AUTHOR=Zhang Lusi , Peng Mou TITLE=Integrated bioinformatic analysis identified a novel prognostic pan-programmed cell death signature for bladder cancer JOURNAL=Frontiers in Immunology VOLUME=13 YEAR=2022 URL=https://www.frontiersin.org/journals/immunology/articles/10.3389/fimmu.2022.1030097 DOI=10.3389/fimmu.2022.1030097 ISSN=1664-3224 ABSTRACT=

Programmed cell death (PCD) refers to a molecularly regulated form of cell death that functions as an essential anticancer defense mechanism and serves as a target of anticancer therapies.
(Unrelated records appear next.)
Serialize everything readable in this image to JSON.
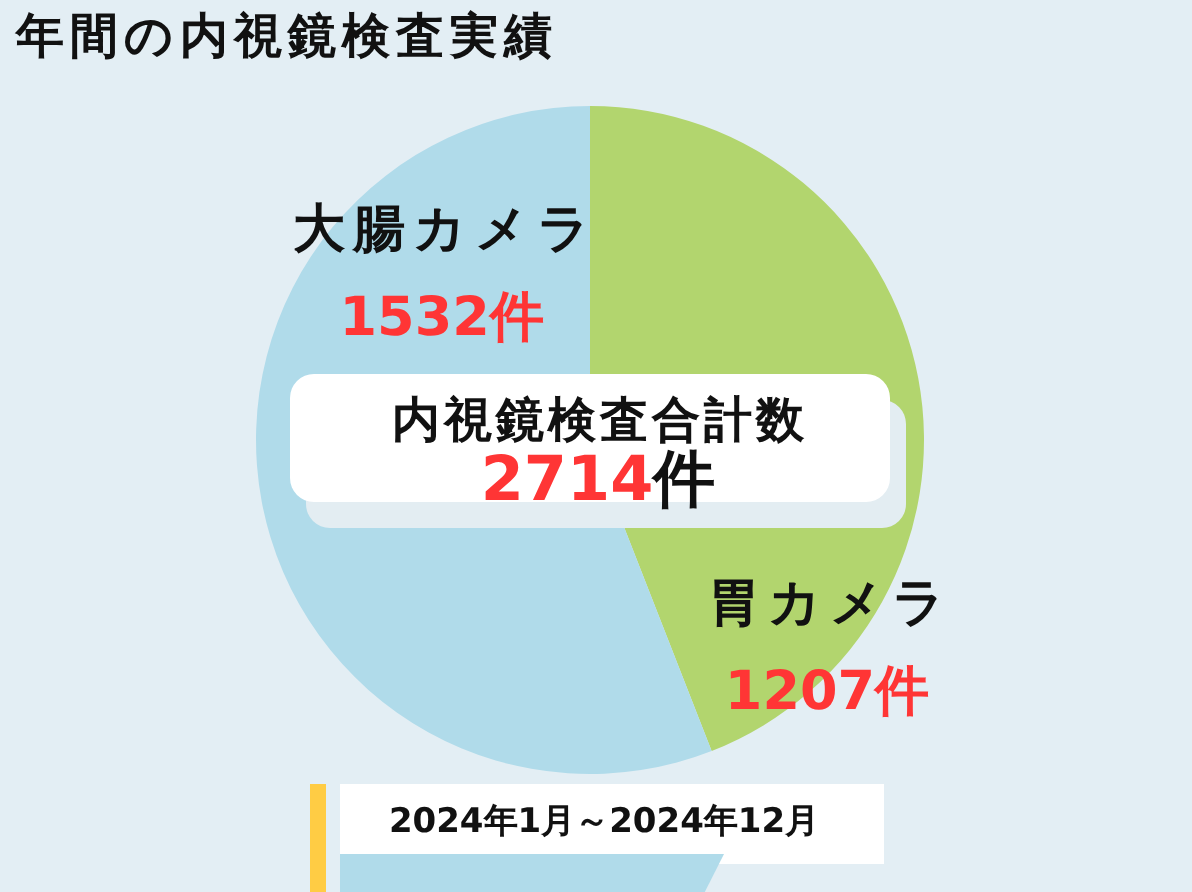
{
  "chart_data": {
    "type": "pie",
    "title": "年間の内視鏡検査実績",
    "categories": [
      "胃カメラ",
      "大腸カメラ"
    ],
    "values": [
      1207,
      1532
    ],
    "colors": [
      "#b2d56e",
      "#b0dbea"
    ],
    "value_labels": [
      "1207件",
      "1532件"
    ],
    "legend": false,
    "annotations": [
      "内視鏡検査合計数",
      "2714件",
      "2024年1月～2024年12月"
    ]
  }
}
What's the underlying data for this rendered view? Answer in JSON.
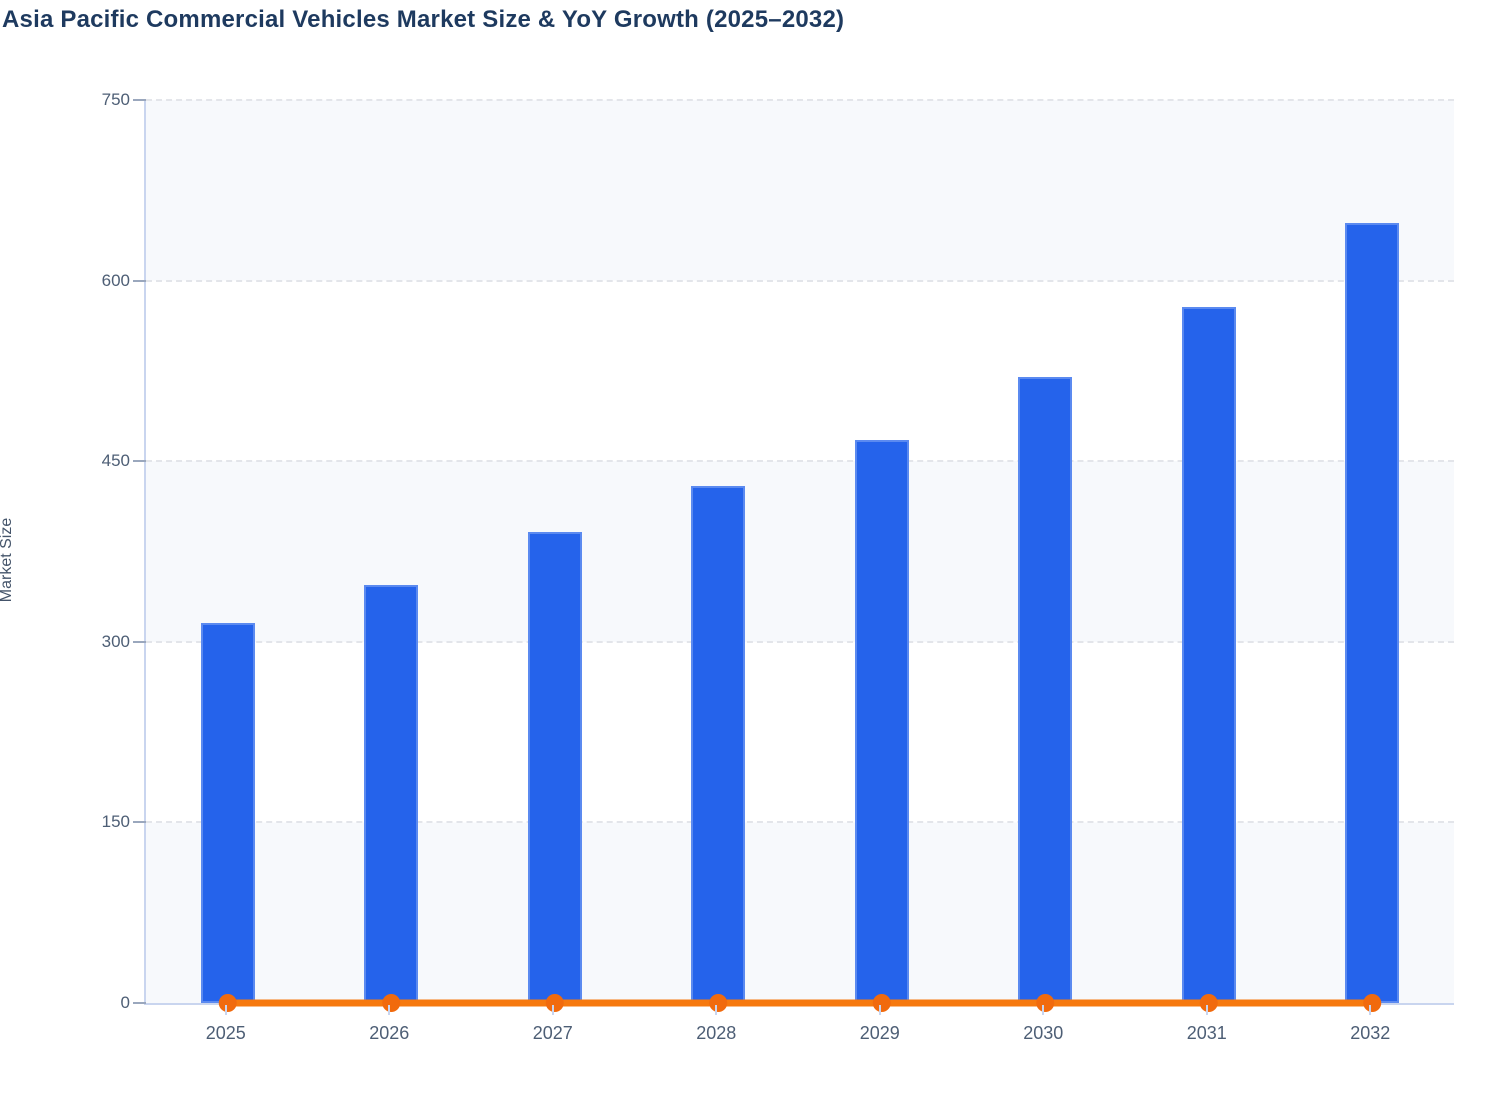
{
  "page": {
    "title": "Asia Pacific Commercial Vehicles Market Size & YoY Growth (2025–2032)"
  },
  "chart_data": {
    "type": "bar",
    "title": "Asia Pacific Commercial Vehicles Market Size & YoY Growth (2025–2032)",
    "categories": [
      "2025",
      "2026",
      "2027",
      "2028",
      "2029",
      "2030",
      "2031",
      "2032"
    ],
    "series": [
      {
        "name": "Market Size",
        "type": "bar",
        "color": "#2563eb",
        "values": [
          316,
          347,
          391,
          429,
          468,
          520,
          578,
          648
        ]
      },
      {
        "name": "YoY Growth",
        "type": "line",
        "color": "#f6790f",
        "marker_color": "#f16a0d",
        "values": [
          0,
          0,
          0,
          0,
          0,
          0,
          0,
          0
        ],
        "note": "line renders flat at ≈0 on the Market Size axis with a circular marker at each year"
      }
    ],
    "xlabel": "",
    "ylabel": "Market Size",
    "ylim": [
      0,
      750
    ],
    "yticks": [
      0,
      150,
      300,
      450,
      600,
      750
    ],
    "grid": "horizontal dashed gridlines",
    "legend": "none",
    "plot_background": "alternating horizontal bands #f7f9fc / #ffffff"
  },
  "colors": {
    "title_text": "#1e3a5f",
    "axis_line": "#c9d5ef",
    "tick_text": "#4d5e75",
    "bar_fill": "#2563eb",
    "line_stroke": "#f6790f",
    "marker_fill": "#f16a0d",
    "gridline": "#e3e5ea",
    "band_fill": "#f7f9fc"
  }
}
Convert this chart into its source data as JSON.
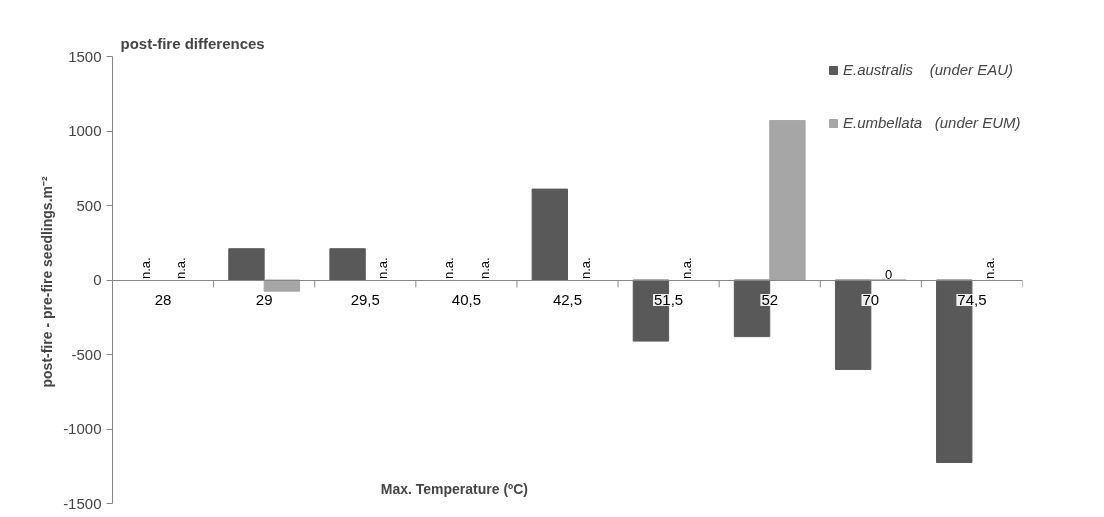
{
  "chart_data": {
    "type": "bar",
    "title": "post-fire differences",
    "xlabel": "Max. Temperature  (ºC)",
    "ylabel": "post-fire - pre-fire  seedlings.m⁻²",
    "categories": [
      "28",
      "29",
      "29,5",
      "40,5",
      "42,5",
      "51,5",
      "52",
      "70",
      "74,5"
    ],
    "series": [
      {
        "name": "E.australis    (under EAU)",
        "color": "#595959",
        "values": [
          null,
          210,
          210,
          null,
          610,
          -410,
          -380,
          -600,
          -1225
        ],
        "value_labels": [
          "n.a.",
          null,
          null,
          "n.a.",
          null,
          null,
          null,
          null,
          null
        ]
      },
      {
        "name": "E.umbellata   (under EUM)",
        "color": "#a6a6a6",
        "values": [
          null,
          -75,
          null,
          null,
          null,
          null,
          1070,
          0,
          null
        ],
        "value_labels": [
          "n.a.",
          null,
          "n.a.",
          "n.a.",
          "n.a.",
          "n.a.",
          null,
          "0",
          "n.a."
        ]
      }
    ],
    "ylim": [
      -1500,
      1500
    ],
    "yticks": [
      -1500,
      -1000,
      -500,
      0,
      500,
      1000,
      1500
    ],
    "grid": false,
    "legend": "top right"
  }
}
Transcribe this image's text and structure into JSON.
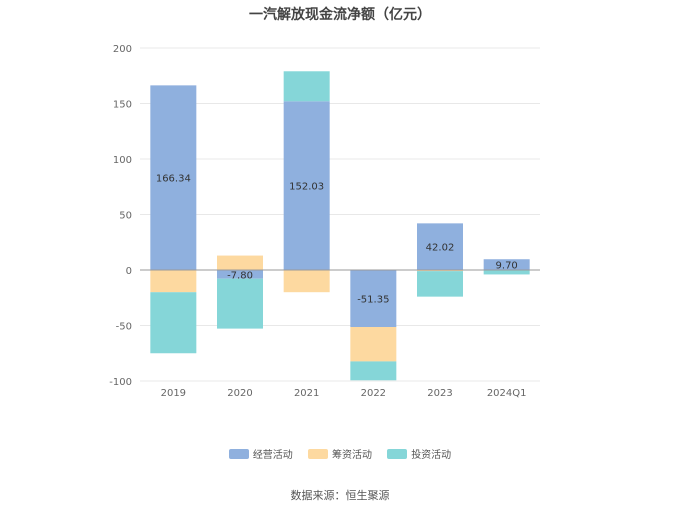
{
  "chart_data": {
    "type": "bar",
    "stacked": true,
    "title": "一汽解放现金流净额（亿元）",
    "categories": [
      "2019",
      "2020",
      "2021",
      "2022",
      "2023",
      "2024Q1"
    ],
    "ylim": [
      -100,
      200
    ],
    "yticks": [
      200,
      150,
      100,
      50,
      0,
      -50,
      -100
    ],
    "series": [
      {
        "name": "经营活动",
        "color": "#8fb0de",
        "values": [
          166.34,
          -7.8,
          152.03,
          -51.35,
          42.02,
          9.7
        ]
      },
      {
        "name": "筹资活动",
        "color": "#fdd9a0",
        "values": [
          -20,
          13,
          -20,
          -31,
          -1,
          0
        ]
      },
      {
        "name": "投资活动",
        "color": "#85d6d8",
        "values": [
          -55,
          -45,
          27,
          -17,
          -23,
          -4
        ]
      }
    ],
    "data_labels": [
      "166.34",
      "-7.80",
      "152.03",
      "-51.35",
      "42.02",
      "9.70"
    ],
    "legend_position": "bottom",
    "source": "数据来源：恒生聚源"
  }
}
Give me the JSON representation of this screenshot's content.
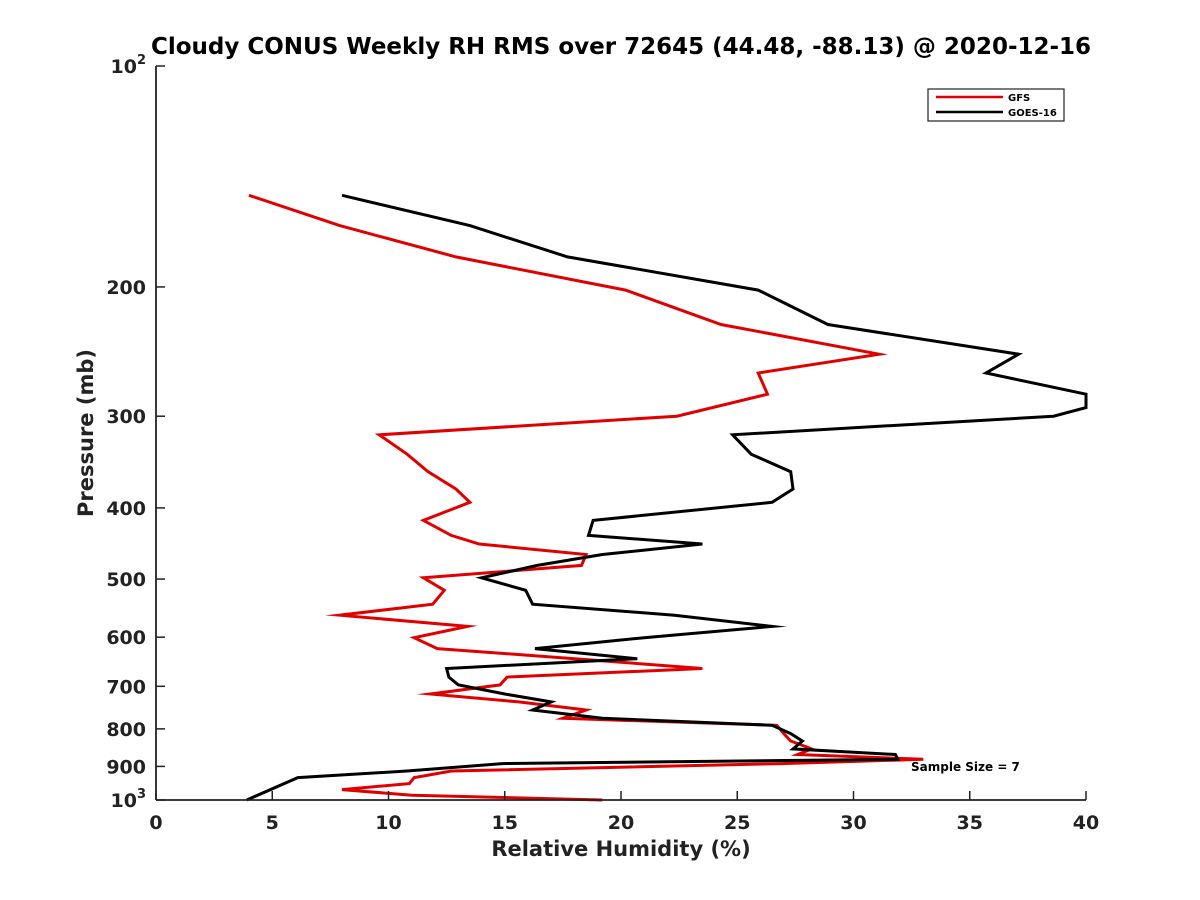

Multiple types of PCD comprehensively regulate tumorigenesis and tumor progression and metastasis. However, a systemic exploration of the multiple types of PCD in cancers, especially bladder cancer, is lacking. In this study, we evaluated the expression pattern of genes associated with multiple types of PCD in bladder cancer using the “ssGSEA” method and conceptualized the multiple types of PCD as being collectively involved in “Pan-PCD”. Based on the differentially expressed genes related to Pan-PCD, we developed a Pan-PCD-related prognostic signature (PPRPS) to predict patient prognosis via univariate and multivariate Cox regression analysis. The PPRPS is an independent prognostic factor, and the AUC (Area Under Curve) for 3-year overall survival was 0.748. Combined with age and stage, PPRPS displayed excellent predictive ability. Based on the PPRPS, higher levels of immune cell infiltration, tumor microenvironment, and immune checkpoint molecules were observed in the high-PPRPS group. Furthermore, PPRPS enabled accurate risk prediction for metastatic urothelial carcinoma after anti-PD-L1 monoclonal antibody treatment. Patients in the high-PPRPS group had poor prognoses. Docetaxel, staurosporine, and luminespib were identified as potentially effective drugs for high-PPRPS bladder cancer patients. In summary, we developed the Pan-PCD signature to improve the accuracy of bladder cancer prognostic predictions and to provide a novel classification method to guide treatment selection.